Transit follies
On the way to work today I got stuck in a jam-packed car next to 2 high school kids. For the 20-minute ride, the boy was telling the story of how he invited a bunch of friends over and they paid another friend $5 to drink an entire bottle of laxative. If $5 seems too low, let me say that said friend didn't know he was drinking laxative. He thought they were paying him $5 to drink a Diet Coke.
The girl insisted that she would've thought it was hilarious if she had done it, as long as it wasn't at her own house (as in this situation). Not wanting to seem like a downer, she finally conceded, "Well, as long as you had more than one bathroom."
At one point I saw one of the passengers involuntarily twitch backwards and mutter, "Oh Lord." That was before the conversation wandered off onto how morning-after pills make your uterus explode. Also how the kid wished he had given his friend laxatives plus Viagra.
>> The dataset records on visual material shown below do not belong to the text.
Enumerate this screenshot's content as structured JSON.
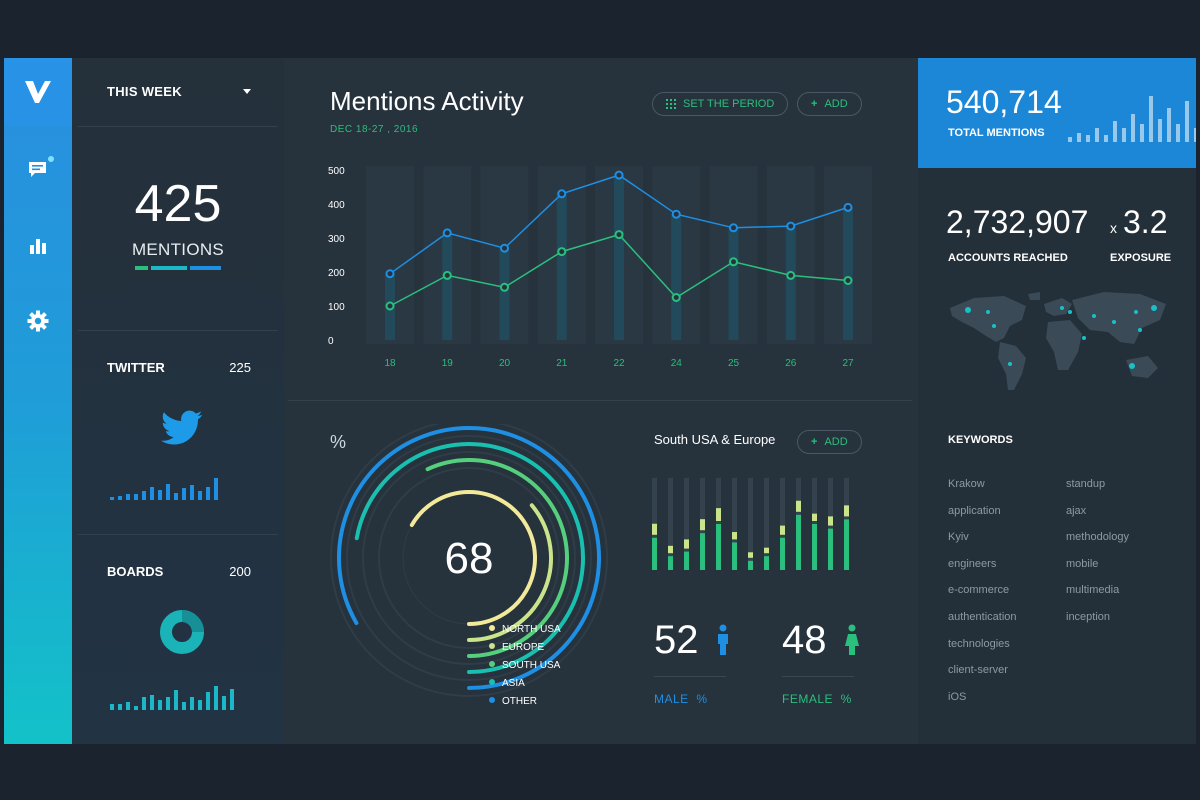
{
  "nav": {
    "logo": "V"
  },
  "period": {
    "label": "THIS WEEK"
  },
  "mentions": {
    "count": "425",
    "label": "MENTIONS"
  },
  "twitter": {
    "label": "TWITTER",
    "count": "225",
    "bars": [
      2,
      3,
      4,
      4,
      6,
      9,
      7,
      11,
      5,
      8,
      10,
      6,
      9,
      15
    ]
  },
  "boards": {
    "label": "BOARDS",
    "count": "200",
    "bars": [
      4,
      4,
      6,
      3,
      9,
      11,
      7,
      9,
      14,
      6,
      9,
      7,
      13,
      17,
      10,
      15
    ]
  },
  "activity": {
    "title": "Mentions Activity",
    "date": "DEC 18-27 , 2016",
    "set_period": "SET THE PERIOD",
    "add": "ADD"
  },
  "chart_data": [
    {
      "type": "line",
      "title": "Mentions Activity",
      "categories": [
        "18",
        "19",
        "20",
        "21",
        "22",
        "24",
        "25",
        "26",
        "27"
      ],
      "yticks": [
        "500",
        "400",
        "300",
        "200",
        "100",
        "0"
      ],
      "ylim": [
        0,
        500
      ],
      "series": [
        {
          "name": "blue",
          "color": "#1e8fe3",
          "values": [
            195,
            315,
            270,
            430,
            485,
            370,
            330,
            335,
            390
          ]
        },
        {
          "name": "green",
          "color": "#2bbf7e",
          "values": [
            100,
            190,
            155,
            260,
            310,
            125,
            230,
            190,
            175
          ]
        }
      ]
    },
    {
      "type": "bar",
      "title": "South USA & Europe",
      "series": [
        {
          "name": "green",
          "values": [
            35,
            15,
            20,
            40,
            50,
            30,
            10,
            15,
            35,
            60,
            50,
            45,
            55
          ]
        },
        {
          "name": "yellow",
          "values": [
            12,
            8,
            10,
            12,
            14,
            8,
            6,
            6,
            10,
            12,
            8,
            10,
            12
          ]
        },
        {
          "name": "track",
          "values": [
            100,
            100,
            100,
            100,
            100,
            100,
            100,
            100,
            100,
            100,
            100,
            100,
            100
          ]
        }
      ]
    }
  ],
  "radial": {
    "percent_symbol": "%",
    "value": "68",
    "legend": [
      {
        "label": "NORTH USA",
        "color": "#f2ea9a"
      },
      {
        "label": "EUROPE",
        "color": "#c9e48a"
      },
      {
        "label": "SOUTH USA",
        "color": "#55cf7d"
      },
      {
        "label": "ASIA",
        "color": "#19c0b0"
      },
      {
        "label": "OTHER",
        "color": "#1e8fe3"
      }
    ]
  },
  "region": {
    "title": "South USA & Europe",
    "add": "ADD"
  },
  "gender": {
    "male_value": "52",
    "male_label": "MALE  %",
    "female_value": "48",
    "female_label": "FEMALE  %"
  },
  "totals": {
    "total_mentions": "540,714",
    "total_label": "TOTAL MENTIONS",
    "reached": "2,732,907",
    "reached_label": "ACCOUNTS REACHED",
    "exposure_prefix": "x",
    "exposure": "3.2",
    "exposure_label": "EXPOSURE",
    "mini_bars": [
      2,
      4,
      3,
      6,
      3,
      9,
      6,
      12,
      8,
      20,
      10,
      15,
      8,
      18,
      6,
      12,
      4
    ]
  },
  "keywords": {
    "title": "KEYWORDS",
    "col1": [
      "Krakow",
      "application",
      "Kyiv",
      "engineers",
      "e-commerce",
      "authentication",
      "technologies",
      "client-server",
      "iOS"
    ],
    "col2": [
      "standup",
      "ajax",
      "methodology",
      "mobile",
      "multimedia",
      "inception"
    ]
  },
  "colors": {
    "blue": "#1e8fe3",
    "green": "#2bbf7e",
    "bg": "#26323c"
  }
}
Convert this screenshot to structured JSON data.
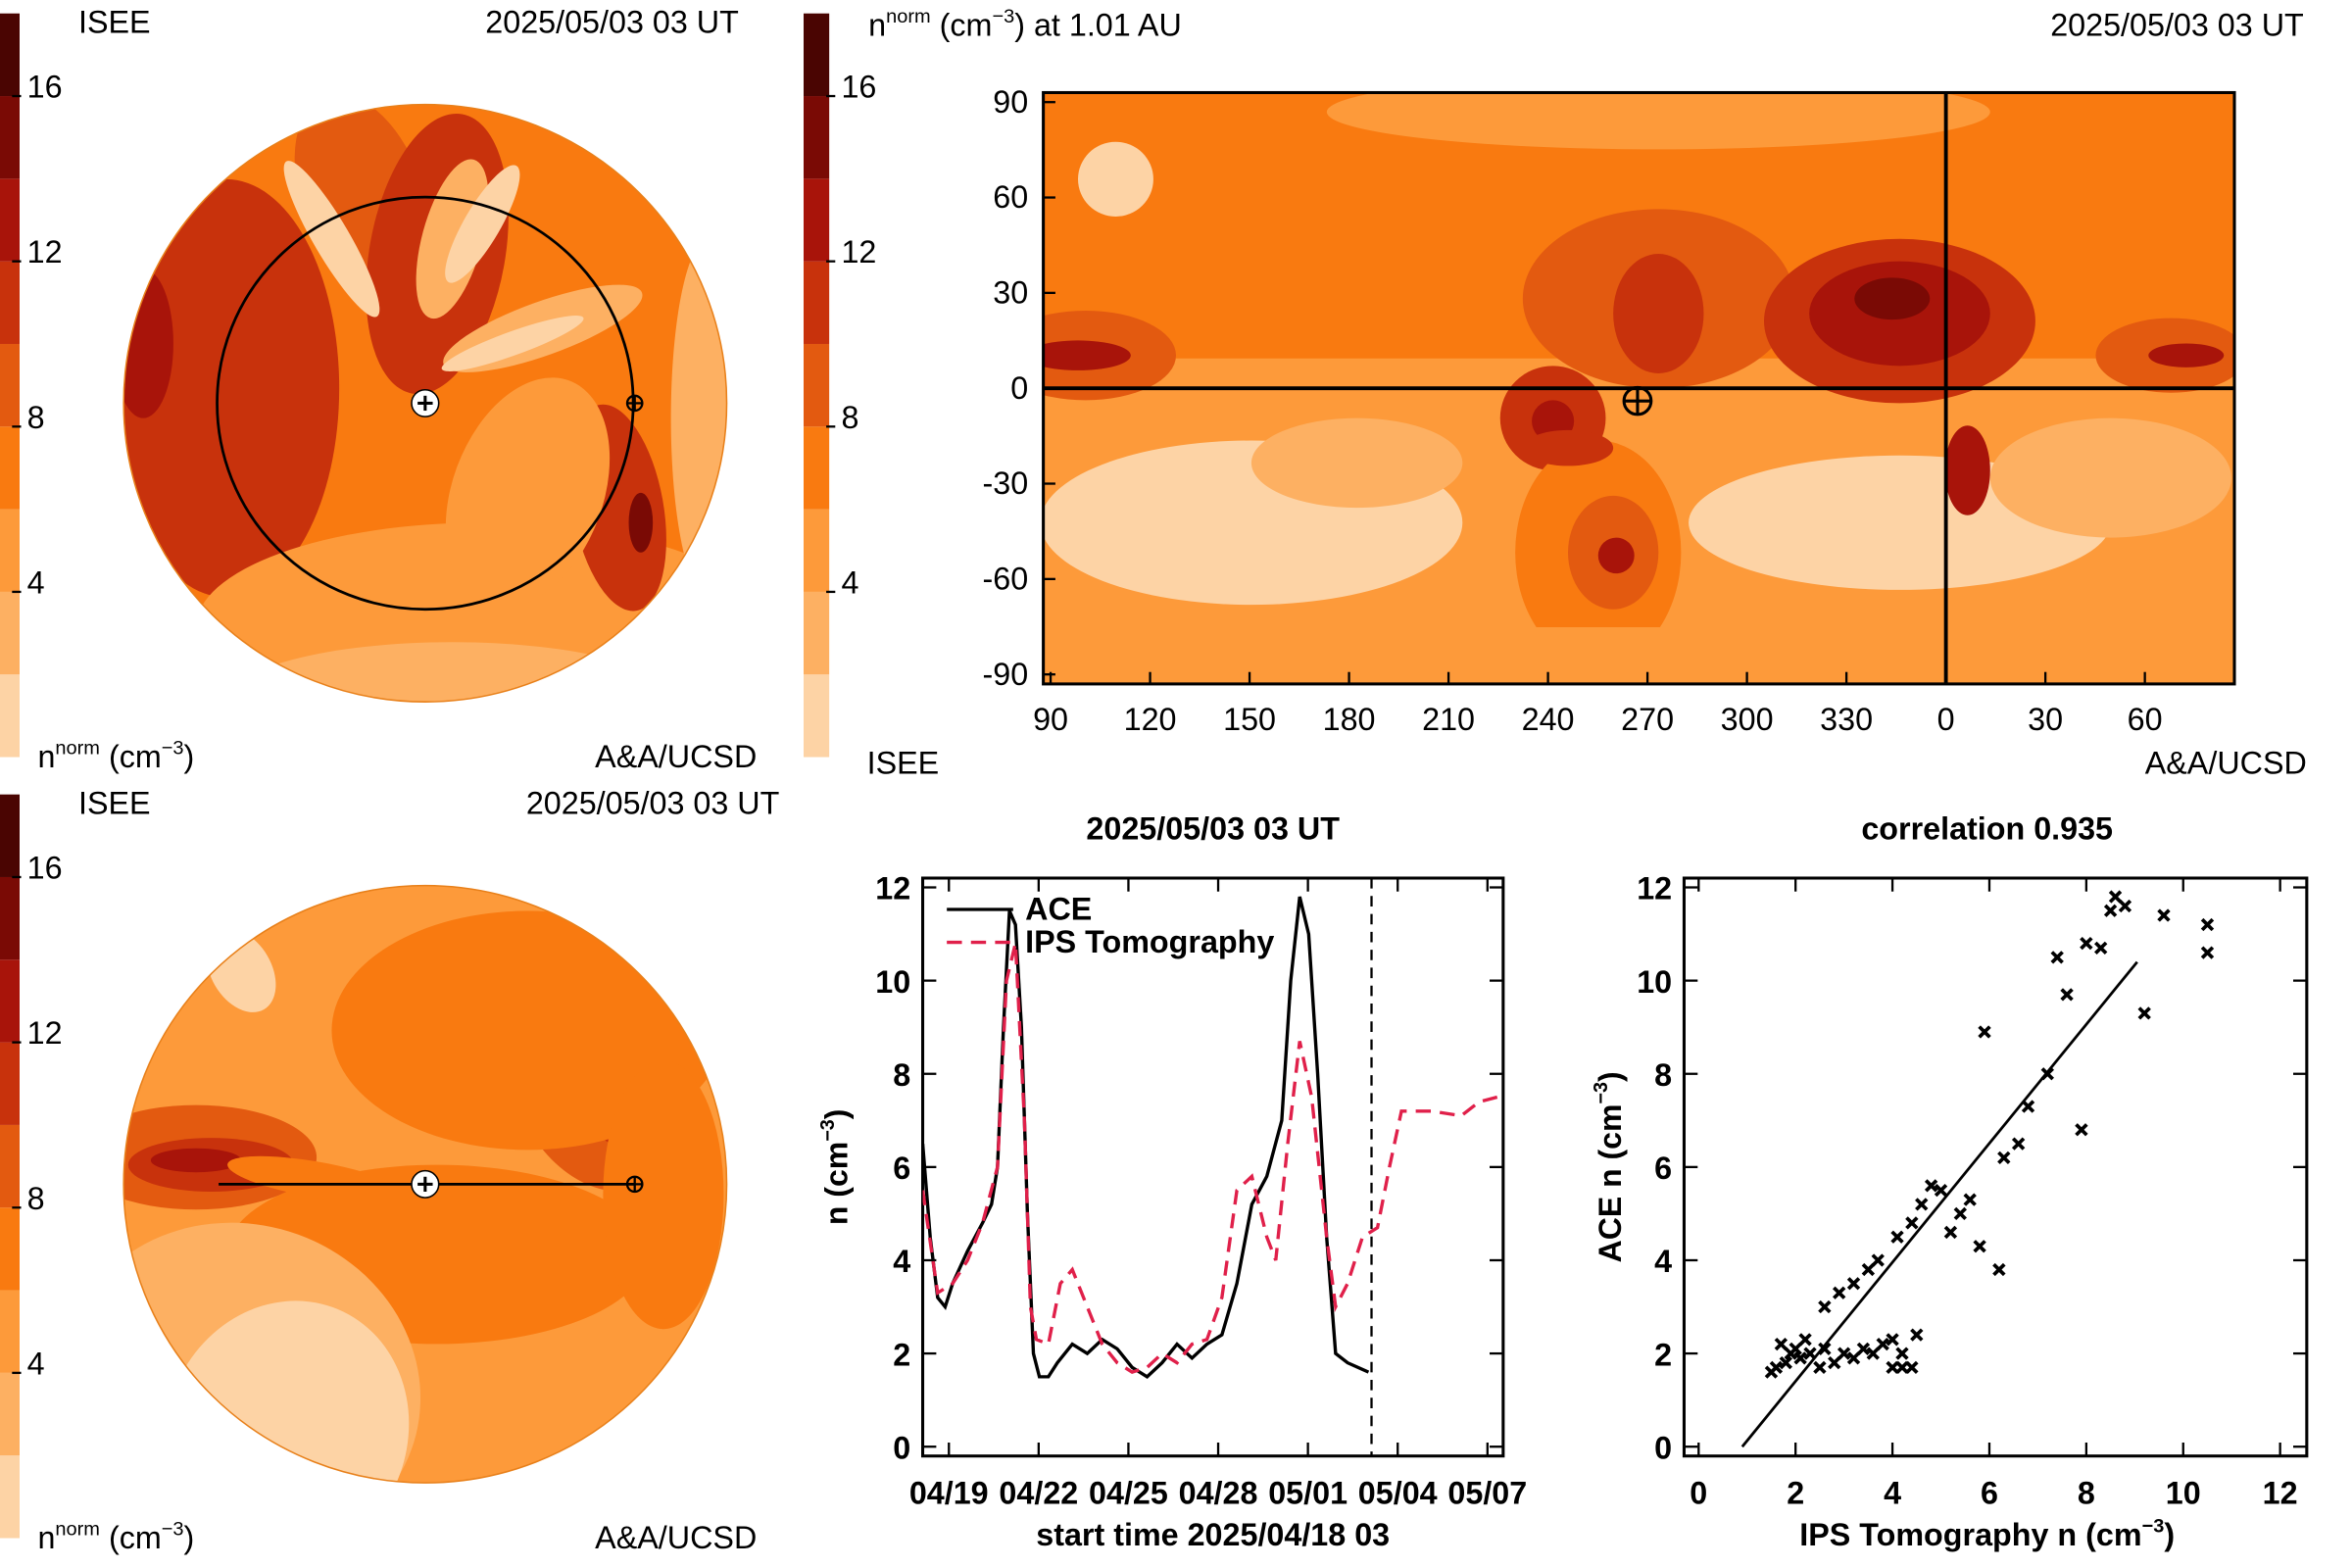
{
  "chart_data": [
    {
      "type": "polar",
      "view": "ecliptic",
      "title_left": "ISEE",
      "time": "2025/05/03 03 UT",
      "colorbar_label": [
        "n",
        "norm",
        " (cm",
        "−3",
        ")"
      ],
      "credit": "A&A/UCSD",
      "clim": [
        0,
        18
      ],
      "levels": [
        0,
        2,
        4,
        6,
        8,
        10,
        12,
        14,
        16,
        18
      ],
      "colors": [
        "#fdd3a5",
        "#fdb062",
        "#fd9a3a",
        "#f97a10",
        "#e35a10",
        "#c8320c",
        "#a8140a",
        "#7a0a05",
        "#4a0502"
      ],
      "cticks": [
        4,
        8,
        12,
        16
      ]
    },
    {
      "type": "map",
      "title": [
        "n",
        "norm",
        " (cm",
        "−3",
        ") at 1.01 AU"
      ],
      "time": "2025/05/03 03 UT",
      "left_credit": "ISEE",
      "credit": "A&A/UCSD",
      "clim": [
        0,
        18
      ],
      "levels": [
        0,
        2,
        4,
        6,
        8,
        10,
        12,
        14,
        16,
        18
      ],
      "colors": [
        "#fdd3a5",
        "#fdb062",
        "#fd9a3a",
        "#f97a10",
        "#e35a10",
        "#c8320c",
        "#a8140a",
        "#7a0a05",
        "#4a0502"
      ],
      "cticks": [
        4,
        8,
        12,
        16
      ],
      "xlim": [
        87.8,
        447
      ],
      "xticks": [
        90,
        120,
        150,
        180,
        210,
        240,
        270,
        300,
        330,
        {
          "value": 360,
          "label": "0"
        },
        {
          "value": 390,
          "label": "30"
        },
        {
          "value": 420,
          "label": "60"
        }
      ],
      "ylim": [
        -93,
        93
      ],
      "yticks": [
        -90,
        -60,
        -30,
        0,
        30,
        60,
        90
      ],
      "earth": {
        "lon": 267,
        "lat": -4
      }
    },
    {
      "type": "polar",
      "view": "meridional",
      "title_left": "ISEE",
      "time": "2025/05/03 03 UT",
      "colorbar_label": [
        "n",
        "norm",
        " (cm",
        "−3",
        ")"
      ],
      "credit": "A&A/UCSD",
      "clim": [
        0,
        18
      ],
      "levels": [
        0,
        2,
        4,
        6,
        8,
        10,
        12,
        14,
        16,
        18
      ],
      "colors": [
        "#fdd3a5",
        "#fdb062",
        "#fd9a3a",
        "#f97a10",
        "#e35a10",
        "#c8320c",
        "#a8140a",
        "#7a0a05",
        "#4a0502"
      ],
      "cticks": [
        4,
        8,
        12,
        16
      ]
    },
    {
      "type": "line",
      "title": "2025/05/03 03 UT",
      "xlabel": "start time 2025/04/18 03",
      "ylabel": [
        "n (cm",
        "−3",
        ")"
      ],
      "xlim": [
        0,
        19.4
      ],
      "xticks": [
        {
          "value": 0.875,
          "label": "04/19"
        },
        {
          "value": 3.875,
          "label": "04/22"
        },
        {
          "value": 6.875,
          "label": "04/25"
        },
        {
          "value": 9.875,
          "label": "04/28"
        },
        {
          "value": 12.875,
          "label": "05/01"
        },
        {
          "value": 15.875,
          "label": "05/04"
        },
        {
          "value": 18.875,
          "label": "05/07"
        }
      ],
      "ylim": [
        -0.2,
        12.2
      ],
      "yticks": [
        0,
        2,
        4,
        6,
        8,
        10,
        12
      ],
      "marker_x": 15,
      "series": [
        {
          "name": "ACE",
          "color": "#000000",
          "dashed": false,
          "x": [
            0,
            0.25,
            0.5,
            0.75,
            1,
            1.5,
            2,
            2.3,
            2.5,
            2.7,
            2.9,
            3.1,
            3.3,
            3.5,
            3.7,
            3.9,
            4.2,
            4.5,
            5,
            5.5,
            6,
            6.5,
            7,
            7.5,
            8,
            8.5,
            9,
            9.5,
            10,
            10.5,
            11,
            11.5,
            12,
            12.3,
            12.6,
            12.9,
            13.2,
            13.5,
            13.8,
            14.2,
            14.9
          ],
          "values": [
            6.5,
            4.5,
            3.2,
            3.0,
            3.5,
            4.2,
            4.8,
            5.2,
            6,
            9,
            11.5,
            11.2,
            9,
            5,
            2,
            1.5,
            1.5,
            1.8,
            2.2,
            2.0,
            2.3,
            2.1,
            1.7,
            1.5,
            1.8,
            2.2,
            1.9,
            2.2,
            2.4,
            3.5,
            5.2,
            5.8,
            7,
            10,
            11.8,
            11,
            8,
            4.5,
            2,
            1.8,
            1.6
          ]
        },
        {
          "name": "IPS Tomography",
          "color": "#e0204a",
          "dashed": true,
          "x": [
            0,
            0.5,
            1,
            1.5,
            2,
            2.5,
            2.8,
            3.1,
            3.4,
            3.6,
            3.8,
            4.2,
            4.6,
            5,
            5.5,
            6,
            6.5,
            7,
            7.5,
            8,
            8.5,
            9,
            9.5,
            10,
            10.5,
            11,
            11.5,
            11.8,
            12.2,
            12.6,
            13,
            13.5,
            13.8,
            14.2,
            14.7,
            15.2,
            15.6,
            16,
            17,
            18,
            18.6,
            19.2
          ],
          "values": [
            5.5,
            3.3,
            3.5,
            4.0,
            4.8,
            6.0,
            10,
            10.8,
            7,
            3,
            2.3,
            2.2,
            3.5,
            3.8,
            3,
            2.2,
            1.8,
            1.6,
            1.7,
            2.0,
            1.8,
            2.2,
            2.3,
            3.2,
            5.5,
            5.8,
            4.5,
            4,
            6.5,
            8.7,
            7.5,
            4.5,
            3,
            3.5,
            4.5,
            4.7,
            6.0,
            7.2,
            7.2,
            7.1,
            7.4,
            7.5
          ]
        }
      ]
    },
    {
      "type": "scatter",
      "title": "correlation 0.935",
      "xlabel": [
        "IPS Tomography n (cm",
        "−3",
        ")"
      ],
      "ylabel": [
        "ACE n (cm",
        "−3",
        ")"
      ],
      "xlim": [
        -0.3,
        12.55
      ],
      "xticks": [
        0,
        2,
        4,
        6,
        8,
        10,
        12
      ],
      "ylim": [
        -0.2,
        12.2
      ],
      "yticks": [
        0,
        2,
        4,
        6,
        8,
        10,
        12
      ],
      "x": [
        1.5,
        1.6,
        1.7,
        1.8,
        1.9,
        2.0,
        2.1,
        2.2,
        2.3,
        2.5,
        2.6,
        2.8,
        3.0,
        3.2,
        3.4,
        3.6,
        3.8,
        4.0,
        4.2,
        4.4,
        4.0,
        2.6,
        2.9,
        3.2,
        3.5,
        3.7,
        4.1,
        4.4,
        4.6,
        4.8,
        5.0,
        5.2,
        5.4,
        5.6,
        5.8,
        6.2,
        5.9,
        6.3,
        6.6,
        6.8,
        7.2,
        7.4,
        7.6,
        7.9,
        8.0,
        8.3,
        8.5,
        8.6,
        8.8,
        9.2,
        9.6,
        10.5,
        10.5,
        4.5,
        4.2
      ],
      "y": [
        1.6,
        1.7,
        2.2,
        1.8,
        2.0,
        2.1,
        1.9,
        2.3,
        2.0,
        1.7,
        2.1,
        1.8,
        2.0,
        1.9,
        2.1,
        2.0,
        2.2,
        1.7,
        1.7,
        1.7,
        2.3,
        3.0,
        3.3,
        3.5,
        3.8,
        4.0,
        4.5,
        4.8,
        5.2,
        5.6,
        5.5,
        4.6,
        5.0,
        5.3,
        4.3,
        3.8,
        8.9,
        6.2,
        6.5,
        7.3,
        8.0,
        10.5,
        9.7,
        6.8,
        10.8,
        10.7,
        11.5,
        11.8,
        11.6,
        9.3,
        11.4,
        10.6,
        11.2,
        2.4,
        2.0
      ],
      "fit": {
        "x": [
          0.9,
          9.05
        ],
        "y": [
          0,
          10.4
        ]
      }
    }
  ]
}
On the way home, on another crowded train, there was a baby crying. No, laughing. No, SCREAMING. It was creepy as could be. The kid would laugh, normal at first then harder and harder going into hysteria, transition into screaming which then turned into crying. The cry would devolve into a kind of sobbing, choking and then we were right back where we started.
I couldn't actually see it so I couldn't verify the transitions, but it sounded a hell of a lot more like "The Exorcist" than a regular baby. I think it was actually worse than the Ex-Lax couple.